Welcome to the real world of the Dodd/Frank nightmare and the progressive socialist democrats deciding everyone has to have a house to call their own. This is an subject that seems to never go away and shouldn't.

We should never forget it was Chris Dodd and Barney Frank, both progressive Democrats as well as Bill Clinton and both houses of congress controlled by Democrats and a willing main stream media to carry the message of the progressives to the nation, must take the responsibility for this housing market tragedy.

How is this lost on the general public that when ever democrats are involved in anything, the result is always chaos and failure? And yet they are continually voted them into office to make sure the destruction is complete. How can this go on year after year while the country slides further into oblivion?

I wonder how those that voted for more destruction and disintegration of American life by the Democrats will feel when they are waiting in a soup line with their family by their side? What will they be thinking?  Believe, they will have no idea how it happened other then what those that put them in the soup line told them.

Only a Private Housing Finance Market Can Produce Stability
 Source: Peter J. Wallison, "Only a Private Housing Finance Market Can Produce Stability," American Enterprise Institute, December 12, 2013.

December 19, 2013

As long as the government controls the housing finance market, it will continue to be unstable, says Peter Wallison, a fellow at the American Enterprise Institute.

The government began its involvement in the housing finance market in 1934, when the Federal Housing Administration (FHA) was established. The FHA began insuring mortgages, and underwriters had strict standards, requiring a 20 percent minimum down payment, a strong credit record and a low debt-to-income ratio. With these standards, the FHA operated smoothly, with defaults on mortgages below 1 percent.

But in 1957 -- after the economy went into a recession -- Congress reduced that down payment requirement to 3 percent. The move was made in order to stimulate housing demand and had nothing to do with assuring the quality of mortgages. What happened?
  • By the late 1960s, foreclosures were 16 times higher for FHA mortgages than they had been in 1953.
  • Conventional mortgage foreclosures, however, remained relatively stable, as their loan-to-value ratios were much lower than for FHA mortgages.
Fannie Mae was established in 1938 and Freddie Mac came in 1970. The two government-sponsored enterprises entered the conventional loan market in 1970, but they were required to acquire only prime loans. Between 1953 and 1991, foreclosures in the conventional market remained consistently below 1 percent.

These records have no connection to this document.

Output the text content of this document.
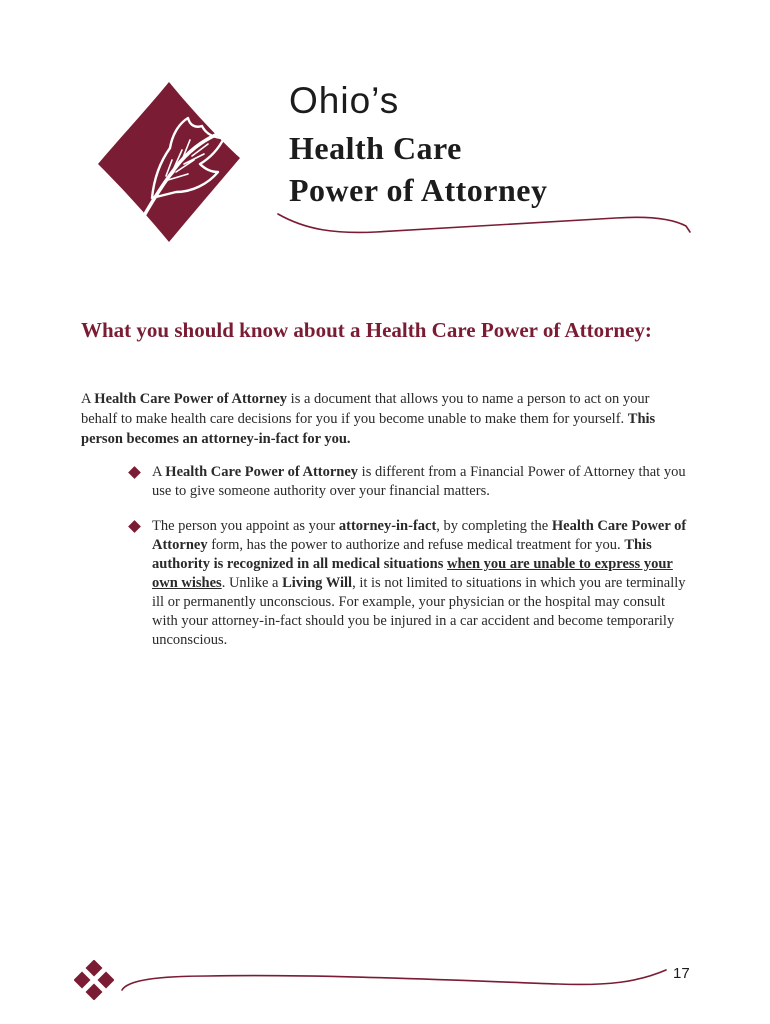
Ohio’s

Health Care

Power of Attorney

What you should know about a Health Care Power of Attorney:

A Health Care Power of Attorney is a document that allows you to name a person to act on your behalf to make health care decisions for you if you become unable to make them for yourself. This person becomes an attorney-in-fact for you.

A Health Care Power of Attorney is different from a Financial Power of Attorney that you use to give someone authority over your financial matters.
The person you appoint as your attorney-in-fact, by completing the Health Care Power of Attorney form, has the power to authorize and refuse medical treatment for you. This authority is recognized in all medical situations when you are unable to express your own wishes. Unlike a Living Will, it is not limited to situations in which you are terminally ill or permanently unconscious. For example, your physician or the hospital may consult with your attorney-in-fact should you be injured in a car accident and become temporarily unconscious.
17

But in 1992, activists began complaining that Fannie Mae and Freddie Mac's standards were excluding too many people from homeownership.
  • Congress passed new legislation that required Fannie and Freddie to buy mortgages that were made to low and moderate income borrowers, instituting a 30 percent quota originally.
  • The Department of Housing and Urban Development gradually changed these goals, increasing the numbers to 56 percent in 2008.
To meet these requirements, Fannie and Freddie had to reduce their underwriting standards.  As new buyers entered the market, housing prices rose, leading to the housing bubble. Prices began falling in 2007, and because more than half of all mortgages had been made to borrowers with poor credit, the United States saw record defaults in 2008. Investors fled the market and the financial crisis began.
As long as the government controls housing finance policy, this boom and bust pattern will continue.